The distressed asset fund would help to reduce the burden of non-performing loan assets in India and help pre-stress companies avoid insolvency
The sovereign wealth fund of Abu Dhabi recently announced that its subsidiary is launching a fund in India with the Kotak Investment Advisors. Abu Dhabi Investment Authority (ADIA) said in a statement that this fund would focus on a broad range of opportunities in non-performing loan (NPL) assets in India.
Kotak Investment Advisors has confirmed that the company is launching the Kotak Special Situations Fund, which would be anchored by a US$500 million commitment from ADIA unit. ADIA further said that this fund would focus on both distressed and pre-stress opportunities, with a primary aim of offering financial support to the pre-stress businesses in order to prevent them from entering insolvency.
ADIA’s executive director of the private equities department, Hamad Shahwan Aldhaheri, mentioned that this partnership would assist in easing the burden of NPLs on the Indian financial system.
Further from the reports, under the Securities and Exchange Board of India (SEBI) regulations, the Kotak Special Situations Fund has been structured as an Alternative Investment Fund. This fund would be managed by Kotak Investment Advisors led Alternate Asset Management AMC, which would be led by the former CEO of Phoenix ARC, Eshwar Karra.
Kotak Special Situations Fund CEO, Eshwar Karra mentioned that the company has a strong pipeline of transactions coming via the insolvency and bankruptcy code process, along with others from outside the process as settlements for structured financing.

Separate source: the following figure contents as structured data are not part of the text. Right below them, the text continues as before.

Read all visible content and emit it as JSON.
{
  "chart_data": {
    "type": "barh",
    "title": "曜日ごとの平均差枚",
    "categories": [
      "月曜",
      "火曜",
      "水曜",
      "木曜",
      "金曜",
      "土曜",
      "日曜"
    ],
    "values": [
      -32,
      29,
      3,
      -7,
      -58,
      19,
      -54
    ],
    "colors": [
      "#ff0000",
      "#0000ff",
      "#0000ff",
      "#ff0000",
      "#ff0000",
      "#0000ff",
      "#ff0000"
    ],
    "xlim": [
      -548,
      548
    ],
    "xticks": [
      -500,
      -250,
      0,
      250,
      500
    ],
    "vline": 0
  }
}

Srini Sriniwasan, managing director and chief executive of Kotak Investment Advisors (KIA), said that this fund would be operational for eight years, along with being in investment mode for the coming four years.
Sriniwasan added that the company would target debt and structured debt with an equity upside. The fund would be focused on returns of more than 20 percent, and the Kotak Mahindra group would invest the remaining US$500 million.